In reactie op de schriftelijke vragen van het lid Van Oosten ga ik in deze brief in algemene zin in op de mogelijkheden die de maatschappij ten dienste staan om mensen die een gevaar vormen voor de samenleving gedwongen op te nemen en/of te behandelen, met als doel de maatschappij te beschermen. Ik ga daarbij in op de Gemeentewet, de Wet bopz, de (gemaximeerde) tbs-maatregel, de verlenging van de tbs-maatregel en de EHRM uitspraak inzake Van der Velden. Vanwege het lopende strafrechtelijke onderzoek en het lopende onafhankelijke onderzoek kan ik niet ingaan op de voorliggende casuïstiek. Deze brief krijgt daardoor een enigszins algemeen en technisch karakter.

Gemeentewet

Een burgemeester kan in voorkomende gevallen bevoegdheden aanwenden, wanneer hij van oordeel is dat de openbare orde wordt verstoord, of een ernstige vrees bestaat voor het ontstaan daarvan, bepaalde bevelen geven die hij noodzakelijk acht voor de handhaving van de openbare orde. Voorbeelden van zodanige bevelen zijn het opleggen van een gebiedsverbod of een contactverbod, beide vrijheidsbeperkende voorwaarden (art. 172, 3e lid, Gemeentewet).

Bopz

Bij personen die vanwege een psychische stoornis een gevaar vormen voor zichzelf of hun omgeving kan, op verzoek van de officier van justitie of – in spoedsituaties – via een inbewaringstelling door de burgemeester, bij de rechter een rechterlijke machtiging (RM) op basis van de Wet bijzondere opname psychiatrische ziekenhuizen (Bopz) worden aangevraagd. Waar dat aan de orde is, kan ook een rechterlijke machtiging op grond van de Wet Bopz worden verkregen ten behoeve van personen die aansluitend aan het aflopen van de tbs-maatregel een gedwongen opname gewenst is. De rechter zal dan toetsen of aan de criteria van de wet Bopz is voldaan.

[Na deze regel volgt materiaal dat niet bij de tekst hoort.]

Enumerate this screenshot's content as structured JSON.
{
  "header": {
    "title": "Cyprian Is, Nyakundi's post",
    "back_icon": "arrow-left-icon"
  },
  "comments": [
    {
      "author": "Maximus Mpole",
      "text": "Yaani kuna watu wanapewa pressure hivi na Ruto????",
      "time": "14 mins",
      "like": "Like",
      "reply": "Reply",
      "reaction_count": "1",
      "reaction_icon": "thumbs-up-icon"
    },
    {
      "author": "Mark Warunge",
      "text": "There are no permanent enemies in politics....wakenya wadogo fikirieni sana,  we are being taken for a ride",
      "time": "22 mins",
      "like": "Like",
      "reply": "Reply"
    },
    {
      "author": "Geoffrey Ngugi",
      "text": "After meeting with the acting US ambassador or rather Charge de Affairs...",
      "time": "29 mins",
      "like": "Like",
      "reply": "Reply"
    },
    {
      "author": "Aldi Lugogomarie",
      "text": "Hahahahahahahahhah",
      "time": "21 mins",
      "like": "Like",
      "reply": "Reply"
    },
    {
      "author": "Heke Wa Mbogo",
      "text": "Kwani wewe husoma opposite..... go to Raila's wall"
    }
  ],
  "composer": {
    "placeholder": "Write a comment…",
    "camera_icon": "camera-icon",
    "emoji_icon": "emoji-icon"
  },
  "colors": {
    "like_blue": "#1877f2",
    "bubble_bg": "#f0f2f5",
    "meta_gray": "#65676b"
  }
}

Wanneer de geneesheer-directeur van het psychiatrisch ziekenhuis waar de patiënt verblijft van oordeel is dat het uit de geestesstoornis voortvloeiende gevaar zover is verminderd dat (tijdelijke) terugkeer in de maatschappij verantwoord is, kan hij de patiënt verlof verlenen. Ook kan hij voorwaardelijk ontslag verlenen, hetgeen inhoudt dat de patiënt onder bepaalde voorwaarden naar huis mag (bijvoorbeeld als hij zich houdt aan bepaalde afspraken of zich laat behandelen/begeleiden door bepaalde behandelaren). De geneesheer-directeur dient een patiënt ontslag te verlenen indien naar zijn oordeel niet meer aan de eerdergenoemde voorwaarden voor de gedwongen opname wordt voldaan. In dat geval wordt gesproken van een tussentijdse beëindiging van de rechterlijke machtiging.

De tbs-maatregel

In gevallen waarin een strafbaar feit is gepleegd door een verdachte ingevolge zijn geestesstoornis, kunnen er door de rechter verschillende vormen van sancties en maatregelen worden opgelegd, waaronder de tbs-maatregel. De tbs-maatregel is een behandelmaatregel die tot doel heeft de samenleving te beschermen door het recidiverisico van een tbs-gestelde tot een aanvaardbaar niveau terug te dringen door behandeling en een stapsgewijze resocialisatie. In het tbs-stelsel staat als gevolg daarvan de maatschappelijke veiligheid voorop.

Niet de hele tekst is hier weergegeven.